Они стояли в дверях сыромятни, не обращая внимания на зловоние. Рядом с ними был тот, за кем мы пришли, высокий костлявый человек с белыми волосами, самым свирепым обветренным лицом и самыми мускулистыми руками, какие я когда-либо видел. Стейнтор знал его как Белого Гуннбьорна, он был норвежцем со славой отменного бойца.

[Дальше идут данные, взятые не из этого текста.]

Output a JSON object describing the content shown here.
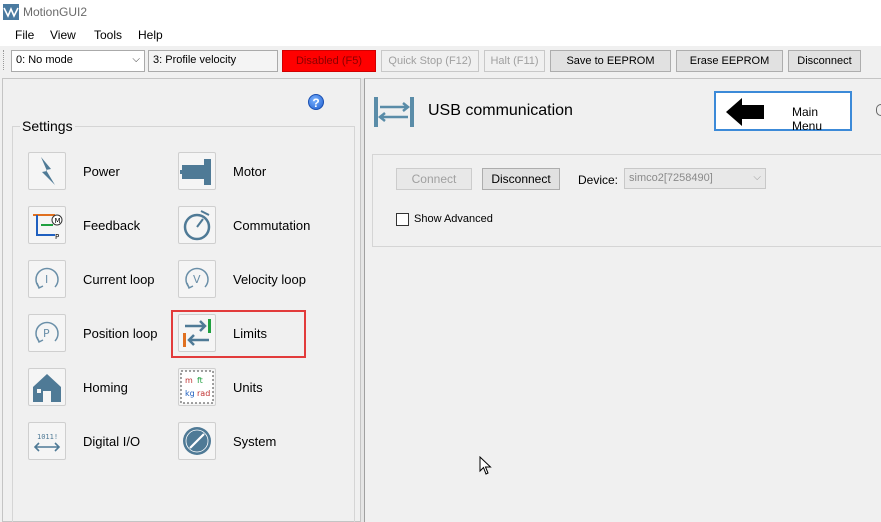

Шедшие позади меня четыре члена Братства так старались не привлекать внимания, что я усомнился, что мы сможем подойти поближе. Я сунул руку за спину, под рубаху, чтобы отцепить сакс, ощутил влажность пота и пожалел, что не идет дождь ― тогда была бы причина надеть плащ и спрятать под ним меч.
Нос Мешком кивнул мне, потом двинулся вперед неторопливым шагом. Он остановился, повернулся и чрезвычайно заинтересованно уставился на истекающую кровью свиную голову в туче мух, которую мясник тащил через толпу.
Еще один человек подошел к Белому Гуннбьорну, невысокий, но такой тощий, что даже казался выше ростом. У него было резкое лицо, обрамленное свисающими прядями волос, длинная, расчесанная надвое борода с вплетенными в концы пурпурными лентами, и того же цвета ножные обвязки. Это да еще свободная красная шелковая рубаха, толстые васильковые штаны и наборный серебряный пояс позволили мне сразу догадаться, кто он таков, хотя я и видел его впервые.
Вигфус по прозвищу Щеголь.
Гуннар Рыжий не спеша приблизился ко мне и словно случайно толкнул. Он дружелюбно улыбнулся, но глаза были суровы, на лице выступил пот, а тронутые сединой рыжие кудри скрывала круглая шерстяная шляпа, под которой мозги у него, наверное, кипели.
― Вигфус, ― сказал он, и я кивнул.
Он оглянулся в ту сторону, где скрывался Эйнар, и мотнул головой. Очевидно, он получил ответ, потому что глубоко вздохнул, поправил пояс и неторопливо направился вдоль по улице к четверым, стоявшим на деревянных ступенях сыромятни.
Я следовал за ним, держась слегка позади и догадываясь, что остальные идут за мною. Я видел, как Нос Мешком тоже повернулся и пошел за потным мясником с жирной тушей, пользуясь им как прикрытием, чтобы подойти поближе.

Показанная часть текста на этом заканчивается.